Some possible solutions:

  1. Make the state machine yield the main thread on exceptions. This breathing room will allow asynchronous events from the socket to be handled, righting the internal state of the state machine. Not great. Adds asynchronicity to an already complex system.
  2. Enable the state machine to infer, from the error, that the socket has died, and reset its own socket-related state.

I have a few half-baked implementations of this on the go. Give me some time to find the best one.

steveluscher commented 1 year ago

I'm pretty sure that https://github.com/elpheria/rpc-websockets/pull/138 fixes the source of corruption of the subscriptions state machine here.

dfl-zeke commented 1 year ago

@steveluscher I understand, that 20K subscription is not a normal thing to have, but I get it on 500 subscriptions sometimes and it's annoying. If I have too many subs, then okay, I can understand that host can limit me and give me error on the call, but do not crash the program.

steveluscher commented 1 year ago

Yeah, I doubt it has anything to do with the number of subscriptions. It probably has everything to do with which box the load balancer shunts you to, and how many open subscriptions it currently has.

grabbou commented 1 year ago

To me, it happens pretty much all the time I try to wait for a transaction results. I think it has to do with React Native and the way it handles web sockets. I still didn't have time to provide a reproduction because for me, the workaround I pasted here temporarily fixes the problem (but introduces other side effects, so not really production ready lol).

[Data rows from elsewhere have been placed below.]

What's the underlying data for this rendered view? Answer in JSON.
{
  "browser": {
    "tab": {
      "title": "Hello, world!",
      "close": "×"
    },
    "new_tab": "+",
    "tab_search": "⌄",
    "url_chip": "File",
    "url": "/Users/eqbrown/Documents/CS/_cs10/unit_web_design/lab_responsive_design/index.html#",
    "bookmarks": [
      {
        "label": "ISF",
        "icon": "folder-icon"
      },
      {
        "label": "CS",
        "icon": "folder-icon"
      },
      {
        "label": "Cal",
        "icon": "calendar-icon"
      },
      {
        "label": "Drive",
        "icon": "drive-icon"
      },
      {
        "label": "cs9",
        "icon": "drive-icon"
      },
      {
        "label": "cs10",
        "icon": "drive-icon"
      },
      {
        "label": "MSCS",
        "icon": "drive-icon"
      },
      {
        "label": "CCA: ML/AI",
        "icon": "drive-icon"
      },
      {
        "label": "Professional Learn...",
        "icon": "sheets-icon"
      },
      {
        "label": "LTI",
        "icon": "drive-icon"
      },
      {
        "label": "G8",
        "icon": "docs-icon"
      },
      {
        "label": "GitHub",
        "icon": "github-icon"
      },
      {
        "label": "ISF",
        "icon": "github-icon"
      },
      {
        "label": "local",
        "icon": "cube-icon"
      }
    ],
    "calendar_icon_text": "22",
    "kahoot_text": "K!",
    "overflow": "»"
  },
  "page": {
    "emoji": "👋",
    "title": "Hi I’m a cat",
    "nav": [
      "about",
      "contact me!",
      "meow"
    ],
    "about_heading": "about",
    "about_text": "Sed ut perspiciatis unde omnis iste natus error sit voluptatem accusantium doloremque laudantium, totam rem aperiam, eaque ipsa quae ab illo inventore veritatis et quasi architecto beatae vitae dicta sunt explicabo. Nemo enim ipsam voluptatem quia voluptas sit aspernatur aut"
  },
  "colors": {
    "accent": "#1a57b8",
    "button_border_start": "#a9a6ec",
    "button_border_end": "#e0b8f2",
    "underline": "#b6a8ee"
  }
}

I will try to provide a reproduction soon, but maybe that helps too. I see you also posted another PR, so I will wait till its shipped to double check.

Meanwhile, @steveluscher, how do you feel about https://github.com/solana-labs/solana/pull/29195 in general? If that didn't fix the original error, do you still consider it a valid improvement or you'd say it's something that could be reverted? I left some comments here: https://github.com/solana-labs/solana/pull/29195#issuecomment-1427551590

github-actions[bot] commented 1 year ago

:tada: This issue has been resolved in version 1.73.3 :tada:

The release is available on:

Your semantic-release bot :package::rocket:

steveluscher commented 1 year ago

Try @solana/web3.js@1.73.3.

steveluscher commented 1 year ago

@dfl-zeke, I upgraded your repro repo to 1.73.3 and can no longer kill it.

github-actions[bot] commented 1 year ago

Because there has been no activity on this issue for 7 days since it was closed, it has been automatically locked. Please open a new issue if it requires a follow up.